A cross - border payment company in Guangzhou decided to cut its employees' Token usage: from no upper limit to a monthly per - capita quota of $500. In the previous month, they consumed Tokens worth $400,000.
"This is far from enough," a programmer from the above - mentioned company told Tech Planet. There has even been a situation of employees borrowing Tokens from each other in his company. For example, a back - end developer consumed $370 worth of Tokens in two days, and when his quota ran out, he started borrowing Tokens from others.
Previously, Internet companies of all sizes practiced Token - maxxing, fearing to miss the AI wave. So, employees desperately studied how to consume Tokens. An employee shared that especially back - end programmers developed various packages and skills, and each business had a lot of efficiency - enhancing tools. Some programmers opened several agents at once and could burn hundreds of millions of Tokens in an hour. Before the new rule was issued, some programmers had exceeded their budget by more than $1,000. Consuming 100 million Tokens, if using the current mainstream programming choice Claude Sonnet 4.6, would cost at least 2,000 yuan, and up to 10,000 yuan at most.
In fact, the situation of Token waste does exist. An employee from a new - energy vehicle company said that the company gives him a monthly Token quota of $1,000, but he can't use it up. To consume the quota, he can only use AI to write original novels, such as continuing "Dream of the Red Chamber".

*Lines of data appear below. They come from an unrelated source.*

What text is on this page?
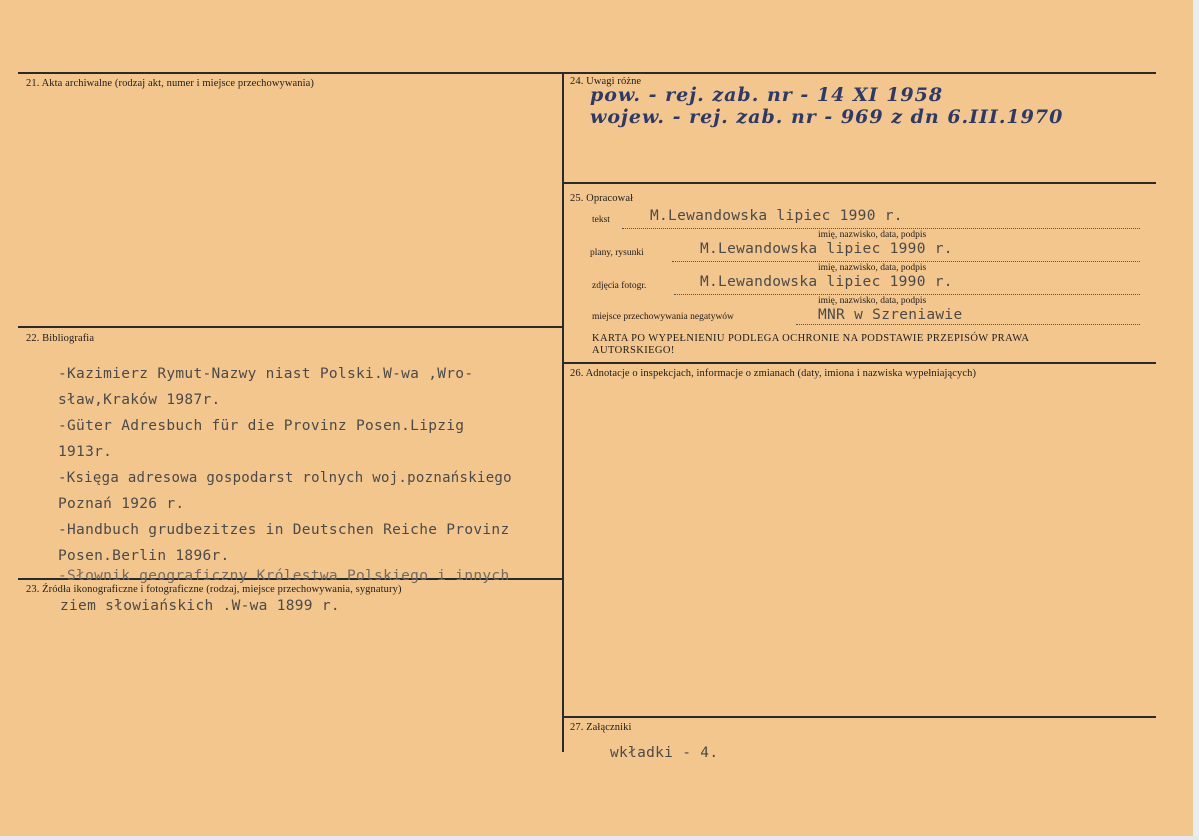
21. Akta archiwalne (rodzaj akt, numer i miejsce przechowywania)
22. Bibliografia
-Kazimierz Rymut-Nazwy niast Polski.W-wa ,Wro-
sław,Kraków 1987r.
-Güter Adresbuch für die Provinz Posen.Lipzig
1913r.
-Księga adresowa gospodarst rolnych woj.poznańskiego
Poznań 1926 r.
-Handbuch grudbezitzes in Deutschen Reiche Provinz
Posen.Berlin 1896r.
-Słownik geograficzny Królestwa Polskiego i innych
23. Źródła ikonograficzne i fotograficzne (rodzaj, miejsce przechowywania, sygnatury)
ziem słowiańskich .W-wa 1899 r.
24. Uwagi różne
pow. - rej. zab. nr - 14 XI 1958
wojew. - rej. zab. nr - 969 z dn 6.III.1970
25. Opracował
tekst	M.Lewandowska lipiec 1990 r.
imię, nazwisko, data, podpis
plany, rysunki	M.Lewandowska lipiec 1990 r.
imię, nazwisko, data, podpis
zdjęcia fotogr.	M.Lewandowska lipiec 1990 r.
imię, nazwisko, data, podpis
miejsce przechowywania negatywów	MNR w Szreniawie
KARTA PO WYPEŁNIENIU PODLEGA OCHRONIE NA PODSTAWIE PRZEPISÓW PRAWA
AUTORSKIEGO!
26. Adnotacje o inspekcjach, informacje o zmianach (daty, imiona i nazwiska wypełniających)
27. Załączniki
wkładki - 4.
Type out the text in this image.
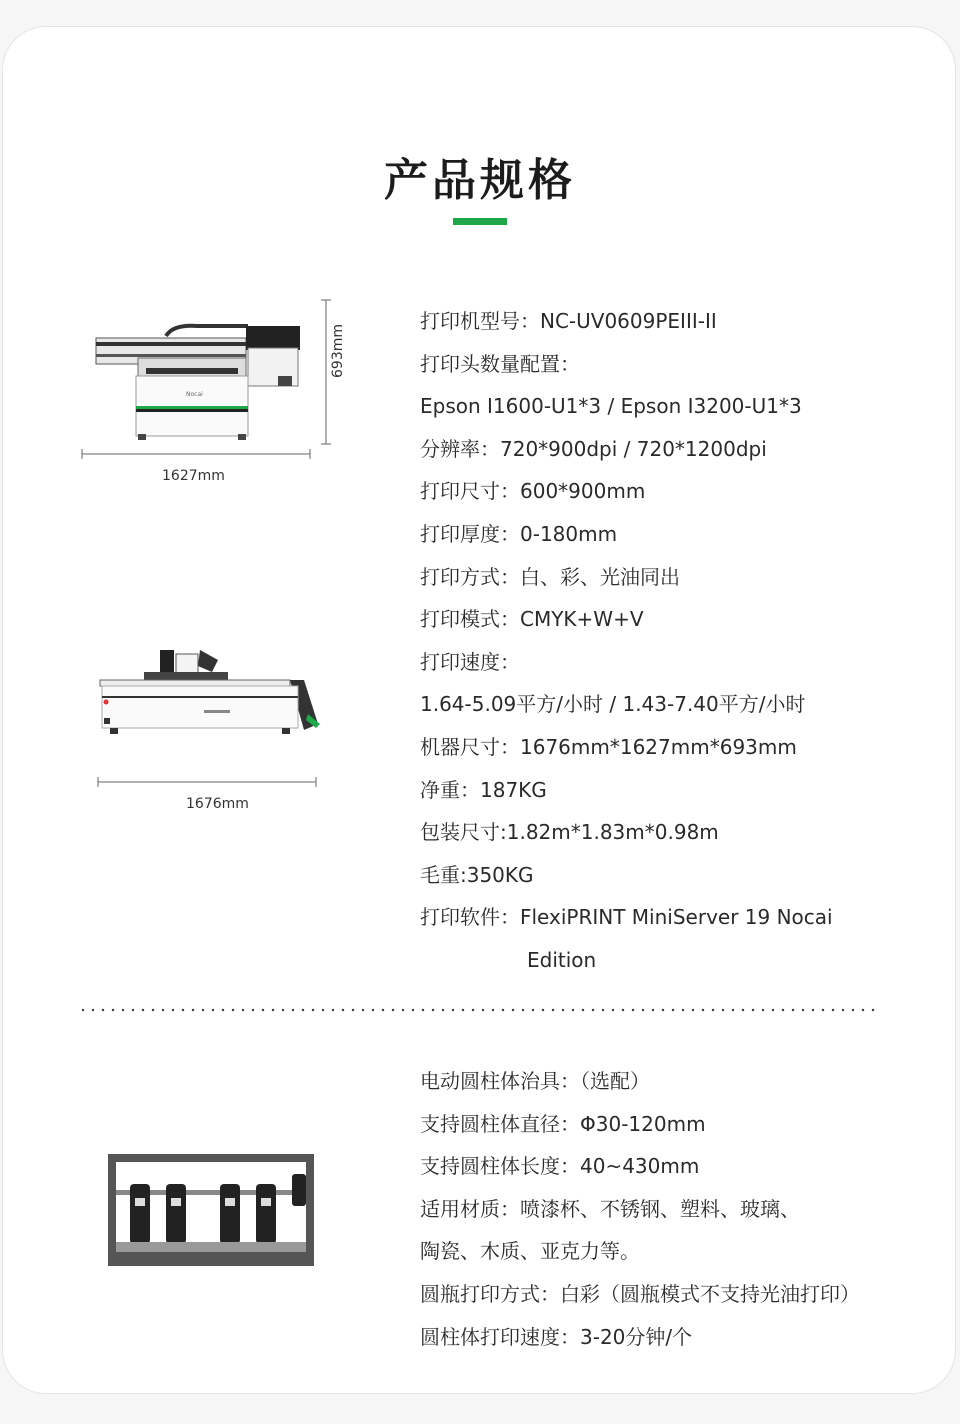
产品规格
Nocai
1627mm
693mm
1676mm
打印机型号：NC-UV0609PEIII-II
打印头数量配置：
Epson I1600-U1*3 / Epson I3200-U1*3
分辨率：720*900dpi / 720*1200dpi
打印尺寸：600*900mm
打印厚度：0-180mm
打印方式：白、彩、光油同出
打印模式：CMYK+W+V
打印速度：
1.64-5.09平方/小时 / 1.43-7.40平方/小时
机器尺寸：1676mm*1627mm*693mm
净重：187KG
包装尺寸:1.82m*1.83m*0.98m
毛重:350KG
打印软件：FlexiPRINT MiniServer 19 Nocai
Edition
电动圆柱体治具：（选配）
支持圆柱体直径：Φ30-120mm
支持圆柱体长度：40~430mm
适用材质：喷漆杯、不锈钢、塑料、玻璃、
陶瓷、木质、亚克力等。
圆瓶打印方式：白彩（圆瓶模式不支持光油打印）
圆柱体打印速度：3-20分钟/个
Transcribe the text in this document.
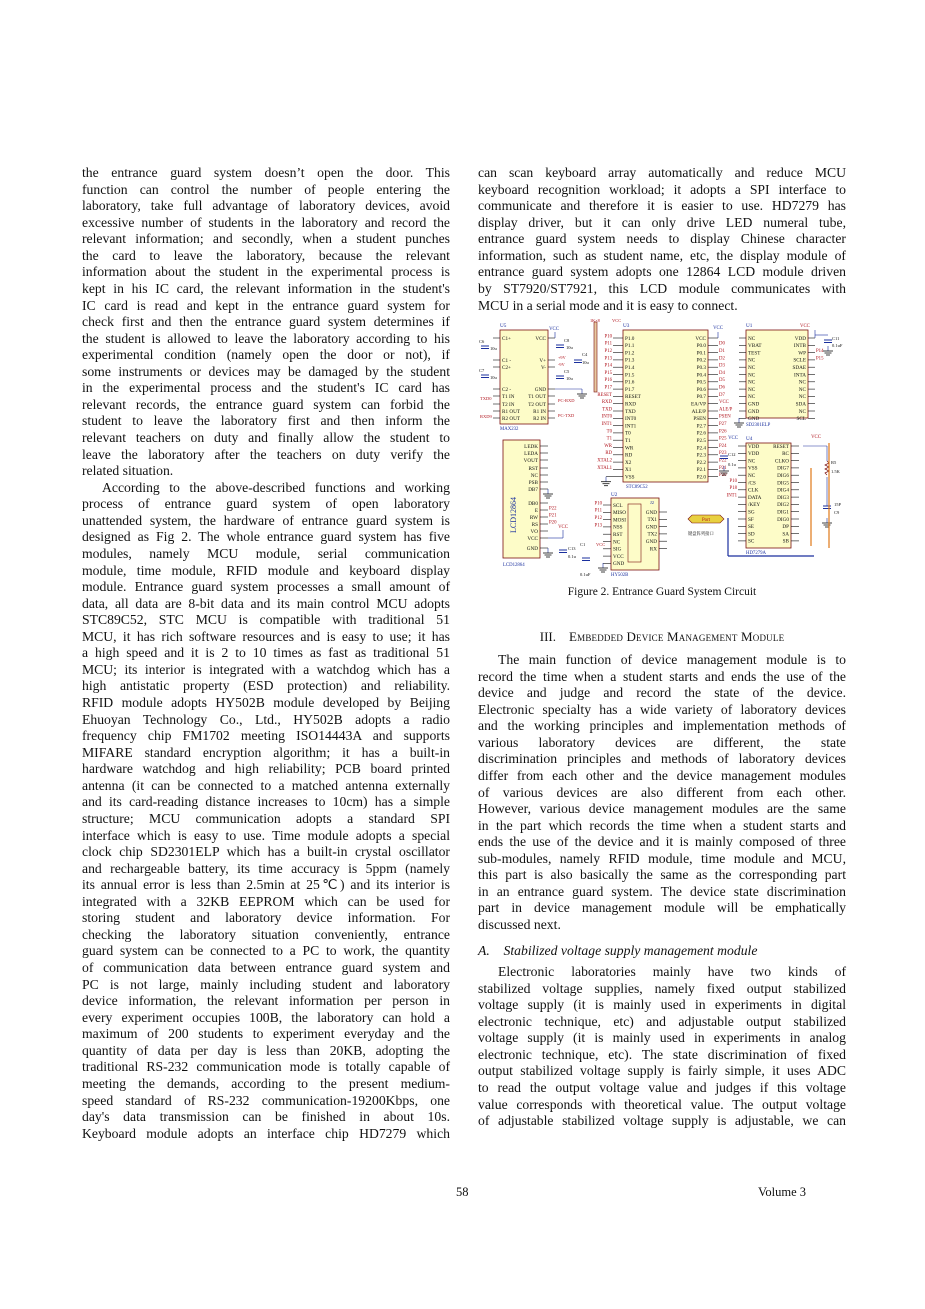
the entrance guard system doesn’t open the door. This
function can control the number of people entering the
laboratory, take full advantage of laboratory devices, avoid
excessive number of students in the laboratory and record the
relevant information; and secondly, when a student punches
the card to leave the laboratory, because the relevant
information about the student in the experimental process is
kept in his IC card, the relevant information in the student's
IC card is read and kept in the entrance guard system for
check first and then the entrance guard system determines if
the student is allowed to leave the laboratory according to his
experimental condition (namely open the door or not), if
some instruments or devices may be damaged by the student
in the experimental process and the student's IC card has
relevant records, the entrance guard system can forbid the
student to leave the laboratory first and then inform the
relevant teachers on duty and finally allow the student to
leave the laboratory after the teachers on duty verify the
related situation.
According to the above-described functions and working
process of entrance guard system of open laboratory
unattended system, the hardware of entrance guard system is
designed as Fig 2. The whole entrance guard system has five
modules, namely MCU module, serial communication
module, time module, RFID module and keyboard display
module. Entrance guard system processes a small amount of
data, all data are 8-bit data and its main control MCU adopts
STC89C52, STC MCU is compatible with traditional 51
MCU, it has rich software resources and is easy to use; it has
a high speed and it is 2 to 10 times as fast as traditional 51
MCU; its interior is integrated with a watchdog which has a
high antistatic property (ESD protection) and reliability.
RFID module adopts HY502B module developed by Beijing
Ehuoyan Technology Co., Ltd., HY502B adopts a radio
frequency chip FM1702 meeting ISO14443A and supports
MIFARE standard encryption algorithm; it has a built-in
hardware watchdog and high reliability; PCB board printed
antenna (it can be connected to a matched antenna externally
and its card-reading distance increases to 10cm) has a simple
structure; MCU communication adopts a standard SPI
interface which is easy to use. Time module adopts a special
clock chip SD2301ELP which has a built-in crystal oscillator
and rechargeable battery, its time accuracy is 5ppm (namely
its annual error is less than 2.5min at 25℃) and its interior is
integrated with a 32KB EEPROM which can be used for
storing student and laboratory device information. For
checking the laboratory situation conveniently, entrance
guard system can be connected to a PC to work, the quantity
of communication data between entrance guard system and
PC is not large, mainly including student and laboratory
device information, the relevant information per person in
every experiment occupies 100B, the laboratory can hold a
maximum of 200 students to experiment everyday and the
quantity of data per day is less than 20KB, adopting the
traditional RS-232 communication mode is totally capable of
meeting the demands, according to the present medium-
speed standard of RS-232 communication-19200Kbps, one
day's data transmission can be finished in about 10s.
Keyboard module adopts an interface chip HD7279 which
can scan keyboard array automatically and reduce MCU
keyboard recognition workload; it adopts a SPI interface to
communicate and therefore it is easier to use. HD7279 has
display driver, but it can only drive LED numeral tube,
entrance guard system needs to display Chinese character
information, such as student name, etc, the display module of
entrance guard system adopts one 12864 LCD module driven
by ST7920/ST7921, this LCD module communicates with
MCU in a serial mode and it is easy to connect.
C1+
C1 -
C2+
C2 -
T1 IN
T2 IN
R1 OUT
R2 OUT
VCC
V+
V-
GND
T1 OUT
T2 OUT
R1 IN
R2 IN
U5
MAX232
C6
10u
C7
10u
C8
10u
C5
10u
C4
10u
VCC
+9V
-9V
TXD0
RXD9
PC-RXD
PC-TXD
1K×8	VCC
P1.0
P10
P1.1
P11
P1.2
P12
P1.3
P13
P1.4
P14
P1.5
P15
P1.6
P16
P1.7
P17
RESET
RESET
RXD
RXD
TXD
TXD
INT0
INT0
INT1
INT1
T0
T0
T1
T1
WR
WR
RD
RD
X2
XTAL2
X1
XTAL1
VSS
VCC
P0.0	D0
P0.1	D1
P0.2	D2
P0.3	D3
P0.4	D4
P0.5	D5
P0.6	D6
P0.7	D7
EA/VP	VCC
ALE/P	ALE/P
PSEN	PSEN
P2.7	P27
P2.6	P26
P2.5	P25
P2.4	P24
P2.3	P23
P2.2	P22
P2.1	P21
P2.0	P20
U3
STC89C52
VCC
NC
VBAT
TEST
NC
NC
NC
NC
NC
NC
GND
GND
GND
VDD
INTB
WP P14
SCLE P15
SDAE
INTA
NC
NC
NC
SDA
NC
SCL
U1
SD2301ELP
VCC
C11
0.1uF
LEDK
LEDA
VOUT
RST
NC
PSB
DB7
DB0
E P22
RW P21
RS P20
VO
VCC
GND
LCD12864
LCD12864
VCC
C13
0.1u
SCL
P10
MISO
P11
MOSI
P12
NSS
P13
RST
NC
SIG
VCC
GND
GND
TX1
GND
TX2
GND
RX
U2
J2
HY502B
C1
0.1uF
VCC
VDD
VDD
NC
VSS
NC
/CS
P10
CLK
P18
DATA
INT1
/KEY
SG
SF
SE
SD
SC
RESET
RC
CLKO
DIG7
DIG6
DIG5
DIG4
DIG3
DIG2
DIG1
DIG0
DP
SA
SB
U4
HD7279A
VCC
C12
0.1u
VCC
R5
1.5K
15P
C9
Port
键盘阵列接口
Figure 2. Entrance Guard System Circuit
III. Embedded Device Management Module
The main function of device management module is to
record the time when a student starts and ends the use of the
device and judge and record the state of the device.
Electronic specialty has a wide variety of laboratory devices
and the working principles and implementation methods of
various laboratory devices are different, the state
discrimination principles and methods of laboratory devices
differ from each other and the device management modules
of various devices are also different from each other.
However, various device management modules are the same
in the part which records the time when a student starts and
ends the use of the device and it is mainly composed of three
sub-modules, namely RFID module, time module and MCU,
this part is also basically the same as the corresponding part
in an entrance guard system. The device state discrimination
part in device management module will be emphatically
discussed next.
A. Stabilized voltage supply management module
Electronic laboratories mainly have two kinds of
stabilized voltage supplies, namely fixed output stabilized
voltage supply (it is mainly used in experiments in digital
electronic technique, etc) and adjustable output stabilized
voltage supply (it is mainly used in experiments in analog
electronic technique, etc). The state discrimination of fixed
output stabilized voltage supply is fairly simple, it uses ADC
to read the output voltage value and judges if this voltage
value corresponds with theoretical value. The output voltage
of adjustable stabilized voltage supply is adjustable, we can
58	Volume 3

An employee from an established Internet company in Shanghai told Tech Planet that the company used to have no restrictions, but now it has started to manage everyone's Token quotas uniformly. Everyone needs to apply for Tokens through DingTalk approval, and each person's quota ranges from a few hundred yuan to 1,000 yuan.
This situation is becoming more and more common. An employee from a mid - sized Internet company in Beijing said that previously, everyone could use Claude Code without a quota limit, and the company would reimburse the cost. Now, the Anthropic API interface has been opened, and each person has a monthly quota of 1,000 yuan. They are also required to use cheaper domestic large - scale models first.
But the reality is that cheap large - scale models can only handle some simple code - completion tasks. Once faced with complex tasks that require multiple rounds of interaction, they are even less efficient than writing code manually. "I've started to buy my own quota. The 1,000 - yuan quota may not even last a week."
Some companies require full - stack AI, which has led to a significant increase in Token usage. An employee from a game company in Guangzhou said that previously, Tokens were free for all employees. He used nearly 30,000 Tokens in a month, and everyone in the department exceeded the quota. After that, they could only use the DeepSeek model.
A programmer in Shanghai shared on a social platform that there are only four people in his department, but they consumed Tokens worth 60,000 yuan in a month. Now, the technical leader has directly purchased DeepSeek Tokens and asked the technicians to switch.
Another consequence of Token - maxxing is that during the review, many programmers found that they couldn't understand the code they wrote, and even couldn't find where the code was and why it was written that way. Company managers found that even with the use of AI, the overall operational efficiency didn't improve. When large - scale models needed to be queued, it even affected the progress of important products.
Robin Li, the founder of Baidu, first proposed the concept of Daily Active Agents (DAA) at this year's AI Developer Conference. DAA roughly corresponds to the Daily Active Users (DAU) in the mobile Internet era. It seems that DAA is a better measure of the real prosperity of the platform and ecosystem than simply looking at Token consumption.
From the unrestrained waste with no upper limit to the current "quota system" and "domestic substitution", Internet companies' blind worship of AI is going through an inevitable process of disenchantment.
This article is from the WeChat official account "Tech Planet" (ID: tech618), author: Wang Lin, published by 36Kr with authorization.